The Graphic Classroom Blog - Larry Litle

"STORY SYNOPSIS -- David and Ben flunked their history test because they did not study. When Ben’s older brother, Darrin, created a time machine, David and Ben try to go back in time to study and retake the test. Things go wrong and the boys end up back with the dinosaurs. They start to have fun with the plant-eating dinosaurs until the carnivorous T. Rex shows up. David and Ben must to get back to the future before T. Rex gets them. STORY REVIEW -- This is a fun story about time traveling and dinosaurs. When I was a young boy, I loved any dinosaur book I could get my hands on and I would have loved this BLAST TO THE PAST. This book also hits on personal accountability and choices at a kid’s level.My daughter loved the dinosaurs in this book, proving to me that dinosaurs transcend the gender gap. ART REVIEW -- The art by Stever Harpster is perfect for young children in its clear comic book style.

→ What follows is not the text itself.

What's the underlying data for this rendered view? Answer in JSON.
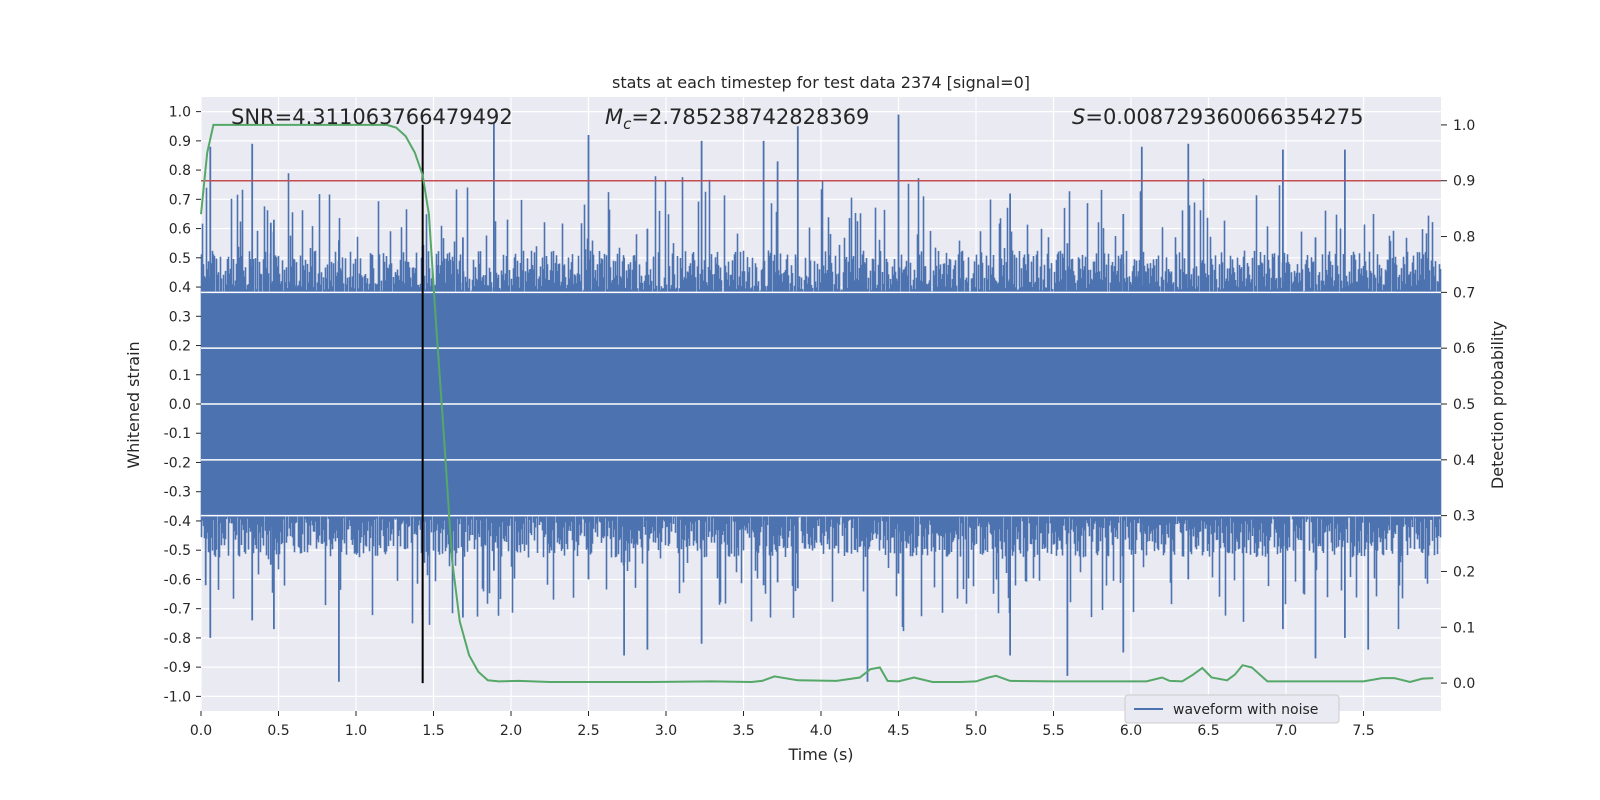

IN THE CLASSROOM -- This is a great story for the elementary classroom. It helps kids think about needing to make the right choices and being responsible for one’s bad choice such as playing video games instead of studying. I think the boys will love it. This story has a Reader’s Theater along with a teacher’s version, allowing it to be read allowed in class and discussed afterwards. There are questions, writing prompts and Internet sites for further study at the end of the book. MY RECOMMENDATION -- I would highly recommend this book for second to fourth graders." - The Graphic Classroom Blog

February 22, 2009

Scott Nickel

Scott Nickel

Born in 1962 in Denver, Colorado, Scott Nickel works by day at Paws, inc., Jim Davis's famous Garfield studio, and he freelances by night. Burning the midnight oil, Scott has created hundreds of humorous greeting cards and written several children's books, short fiction for "Boys' Life" magazine, comic strips, and lots of really funny knock-knock jokes. He was raised in southern California, but in 1995 Scott moved to Indiana, where he currently lives with his wife, two sons, six cats, and several sea monkeys.